Exel surges on talk of bid from UPS

Shares in Exel PLC surged over 4 pct in midmorning deals on speculation the UK transport logistics company could receive a takeover bid from US postal giant UPS, dealers said.

Dealers argued such a deal would be logical and noted there are rumours circulating that Deutsche Post could also be eyeing Exel.

Analyst Andrew Beh at ING said Exel would be a great fit for both UPS and Deutsche Post. Beh highlighted a report he published back in Nov 2004 which noted the potential for consolidation in the support services sector, with Exel specifically mentioned as a takeover target.

ING pointed out consolidation in the sector would most likely involve quoted companies that have been awarded mail licences, such as Hays DX or Business Post Group. Yet the broker added that Exel, as a specialist logistics provider, is looking increasingly isolated.

In short, ING believes the most likely tie-ups will involve Deutsche Post World Net (DPWN)/UPS/Kuehne & Nagel and Exel/Wincanton.

Looking at potential competition issues, Exel could not combine with another UK-based operator as this would likely incur anti-trust actions, noted ING. Yet the broker highlighted that Exel’s continental exposure would be too small to cause a problem for potential bidders and DPWN’s and UPS’s UK businesses are too small to be of concern.

Despite the potential upside for UPS from involvement in a deal, Andrew Beh pointed out that the US group has its own issues at the moment, after cutting its fourth quarter guidance in December, blaming a sharp drop in domestic shipping volumes.

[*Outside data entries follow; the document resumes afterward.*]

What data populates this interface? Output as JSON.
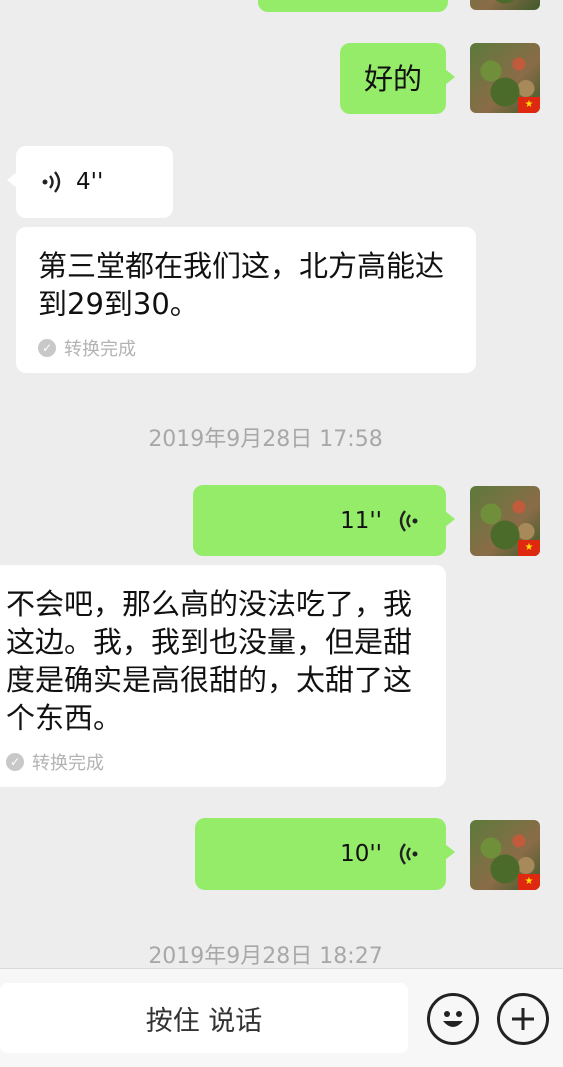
{
  "messages": {
    "m1_text": "好的",
    "m2_voice_len": "4''",
    "m3_text": "第三堂都在我们这，北方高能达到29到30。",
    "m3_status": "转换完成",
    "timestamp1": "2019年9月28日 17:58",
    "m4_voice_len": "11''",
    "m5_text": "不会吧，那么高的没法吃了，我这边。我，我到也没量，但是甜度是确实是高很甜的，太甜了这个东西。",
    "m5_status": "转换完成",
    "m6_voice_len": "10''",
    "timestamp2": "2019年9月28日 18:27"
  },
  "input_bar": {
    "hold_to_talk_label": "按住 说话"
  },
  "colors": {
    "sent_bubble": "#95ec69",
    "received_bubble": "#ffffff",
    "background": "#ededed"
  }
}
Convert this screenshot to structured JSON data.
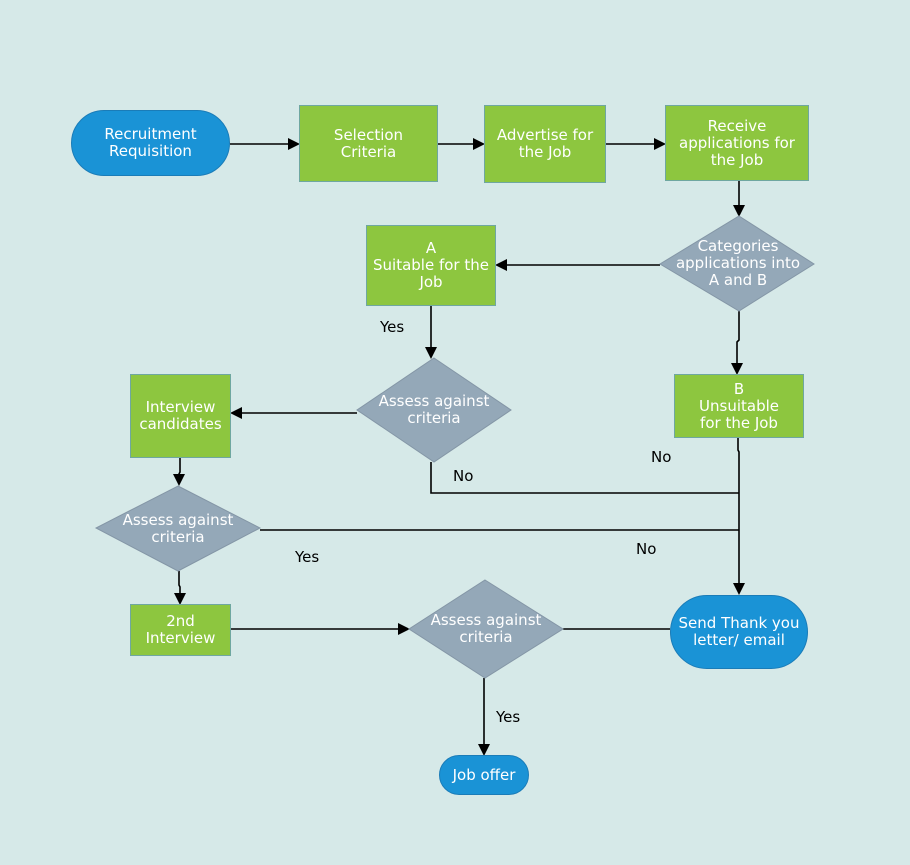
{
  "colors": {
    "background": "#d6e9e8",
    "process": "#8dc63f",
    "terminal": "#1a93d6",
    "decision": "#94a8b8",
    "connector": "#000000"
  },
  "nodes": {
    "recruitment_requisition": "Recruitment\nRequisition",
    "selection_criteria": "Selection\nCriteria",
    "advertise": "Advertise for\nthe Job",
    "receive_applications": "Receive\napplications for\nthe Job",
    "categorise": "Categories\napplications into\nA and B",
    "suitable_a": "A\nSuitable for the\nJob",
    "unsuitable_b": "B\nUnsuitable\nfor the Job",
    "assess_1": "Assess against\ncriteria",
    "interview_candidates": "Interview\ncandidates",
    "assess_2": "Assess against\ncriteria",
    "second_interview": "2nd\nInterview",
    "assess_3": "Assess against\ncriteria",
    "send_thank_you": "Send Thank you\nletter/ email",
    "job_offer": "Job offer"
  },
  "edge_labels": {
    "yes_suitable": "Yes",
    "no_assess_1": "No",
    "no_unsuitable": "No",
    "yes_assess_2": "Yes",
    "no_assess_2": "No",
    "yes_assess_3": "Yes"
  }
}
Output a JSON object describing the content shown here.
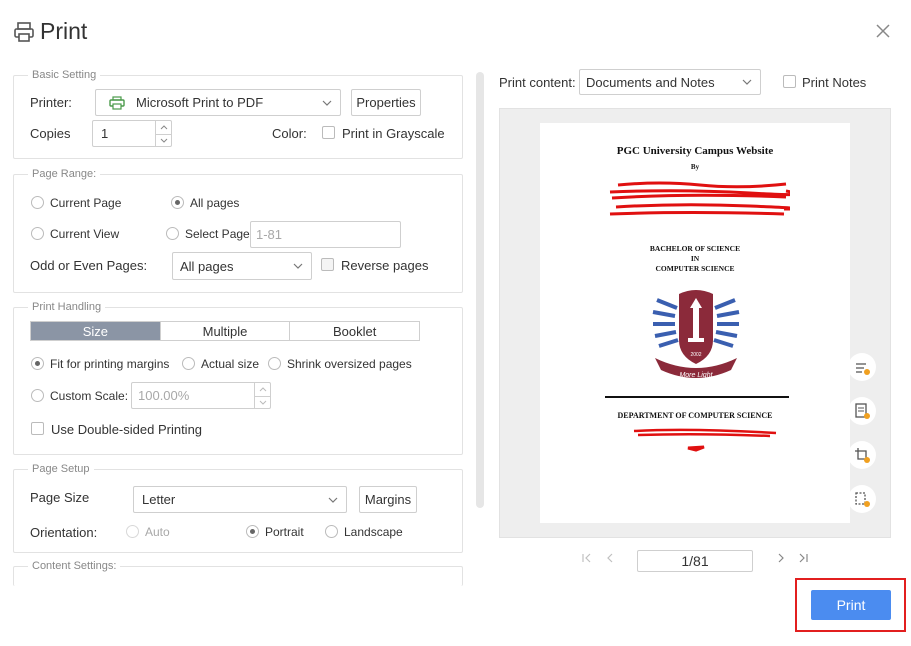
{
  "dialog": {
    "title": "Print",
    "icons": {
      "title": "printer-icon",
      "close": "close-icon"
    }
  },
  "basic_setting": {
    "legend": "Basic Setting",
    "printer_label": "Printer:",
    "printer_value": "Microsoft Print to PDF",
    "properties_label": "Properties",
    "copies_label": "Copies",
    "copies_value": "1",
    "color_label": "Color:",
    "grayscale_label": "Print in Grayscale",
    "grayscale_checked": false
  },
  "page_range": {
    "legend": "Page Range:",
    "current_page": "Current Page",
    "all_pages": "All pages",
    "current_view": "Current View",
    "select_page": "Select Page:",
    "select_page_placeholder": "1-81",
    "odd_even_label": "Odd or Even Pages:",
    "odd_even_value": "All pages",
    "reverse_label": "Reverse pages",
    "selected": "All pages"
  },
  "print_handling": {
    "legend": "Print Handling",
    "tabs": [
      "Size",
      "Multiple",
      "Booklet"
    ],
    "active_tab": "Size",
    "fit_label": "Fit for printing margins",
    "actual_label": "Actual size",
    "shrink_label": "Shrink oversized pages",
    "custom_label": "Custom Scale:",
    "custom_value": "100.00%",
    "double_sided_label": "Use Double-sided Printing"
  },
  "page_setup": {
    "legend": "Page Setup",
    "size_label": "Page Size",
    "size_value": "Letter",
    "margins_label": "Margins",
    "orientation_label": "Orientation:",
    "auto_label": "Auto",
    "portrait_label": "Portrait",
    "landscape_label": "Landscape",
    "selected": "Portrait"
  },
  "content_settings": {
    "legend": "Content Settings:"
  },
  "preview": {
    "print_content_label": "Print content:",
    "print_content_value": "Documents and Notes",
    "print_notes_label": "Print Notes",
    "document": {
      "title": "PGC University Campus Website",
      "by": "By",
      "degree_line1": "BACHELOR OF SCIENCE",
      "degree_line2": "IN",
      "degree_line3": "COMPUTER SCIENCE",
      "seal_year": "2002",
      "seal_ribbon": "More Light",
      "department": "DEPARTMENT OF COMPUTER SCIENCE"
    },
    "page_indicator": "1/81",
    "side_tools": [
      "settings-adjust-icon",
      "document-icon",
      "crop-icon",
      "page-select-icon"
    ]
  },
  "actions": {
    "print_label": "Print"
  },
  "colors": {
    "accent": "#4b8cf0",
    "highlight": "#e21f1f",
    "active_tab": "#8b95a5"
  }
}
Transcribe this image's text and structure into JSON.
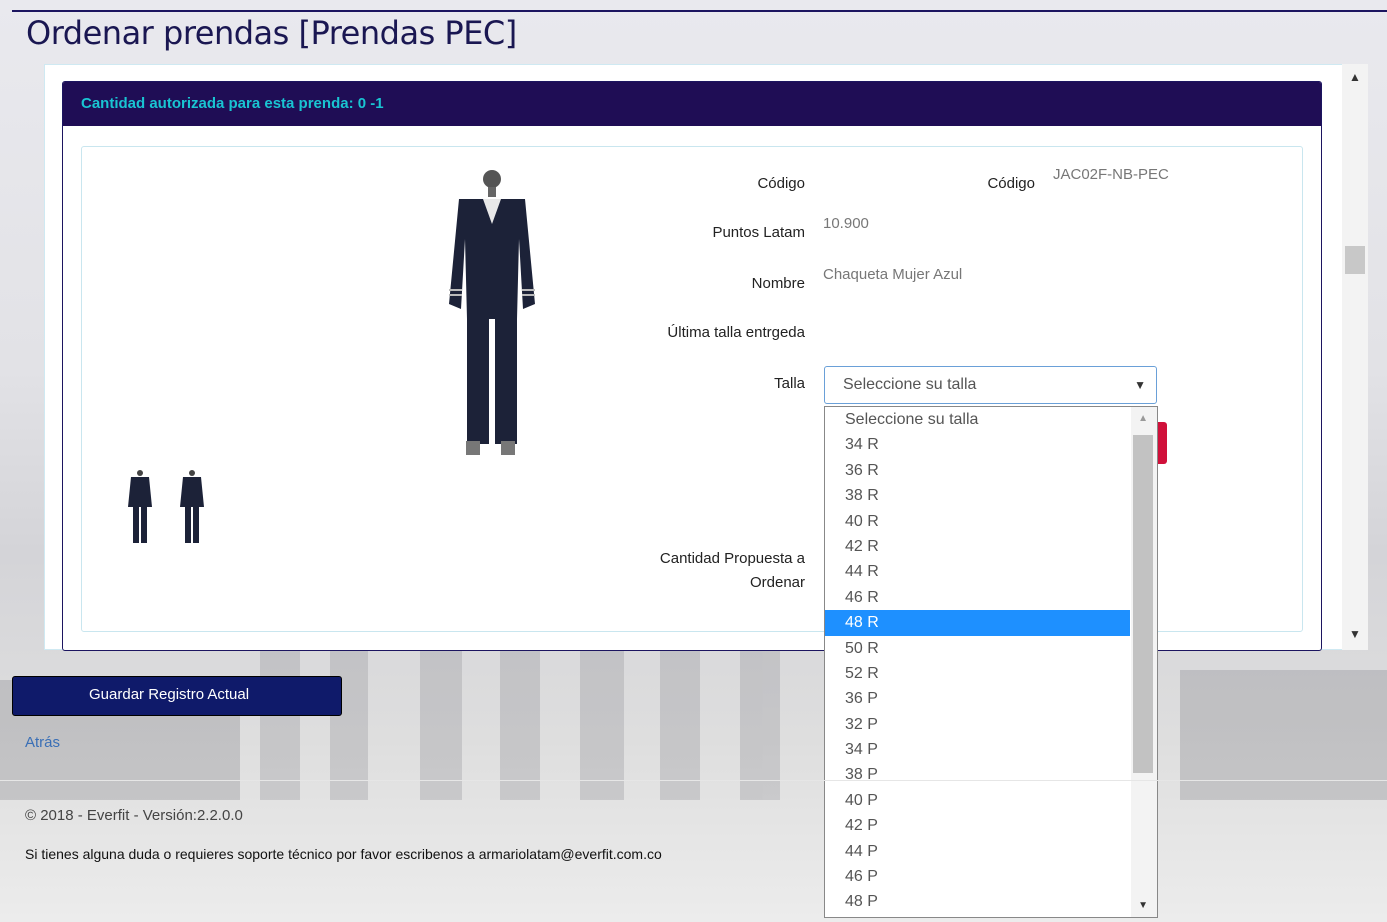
{
  "page": {
    "title": "Ordenar prendas [Prendas PEC]"
  },
  "card": {
    "header": "Cantidad autorizada para esta prenda: 0 -1"
  },
  "product": {
    "codigo_label": "Código",
    "codigo_label_2": "Código",
    "codigo_value": "JAC02F-NB-PEC",
    "puntos_label": "Puntos Latam",
    "puntos_value": "10.900",
    "nombre_label": "Nombre",
    "nombre_value": "Chaqueta Mujer Azul",
    "ultima_label": "Última talla entrgeda",
    "talla_label": "Talla",
    "cantidad_label_1": "Cantidad Propuesta a",
    "cantidad_label_2": "Ordenar"
  },
  "talla_select": {
    "placeholder": "Seleccione su talla",
    "options": [
      "Seleccione su talla",
      "34 R",
      "36 R",
      "38 R",
      "40 R",
      "42 R",
      "44 R",
      "46 R",
      "48 R",
      "50 R",
      "52 R",
      "36 P",
      "32 P",
      "34 P",
      "38 P",
      "40 P",
      "42 P",
      "44 P",
      "46 P",
      "48 P"
    ],
    "highlighted": "48 R"
  },
  "actions": {
    "save_label": "Guardar Registro Actual",
    "back_label": "Atrás"
  },
  "footer": {
    "copyright": "© 2018 - Everfit - Versión:2.2.0.0",
    "support": "Si tienes alguna duda o requieres soporte técnico por favor escribenos a armariolatam@everfit.com.co"
  },
  "colors": {
    "header_bg": "#1f0d55",
    "header_text": "#19c4d2",
    "accent": "#1e90ff",
    "button_bg": "#0f1a6a",
    "danger": "#d0103a"
  }
}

Beh noted that UPS’ rival Fedex reported no such volume problems, leading some to worry about the state of UPS’ business.

On the other hand, Beh also noted this could be a good time to make a move on Exel, given that Deutsche Post is busy with its acquisition of KarstadtQuelle AG’s logistics operation. Moreover, some traders said given the guidance cut at UPS, management could be keen to show they are actively trying to turnaround the group’s fortunes by seeking economies of scale with Exel.

Exel has around 500 mln stg of debt, which is non prohibitive to any deal, argued traders.

As for a potential take-out price, Andrew Beh estimated Exel could be bought for around 925 pence per share, though he noted this would be in a non-competitive bid situation.

ING has a ‘buy’ rating on Exel.

At 10.51 am, shares in Exel were 34 pence higher at 780-1/2.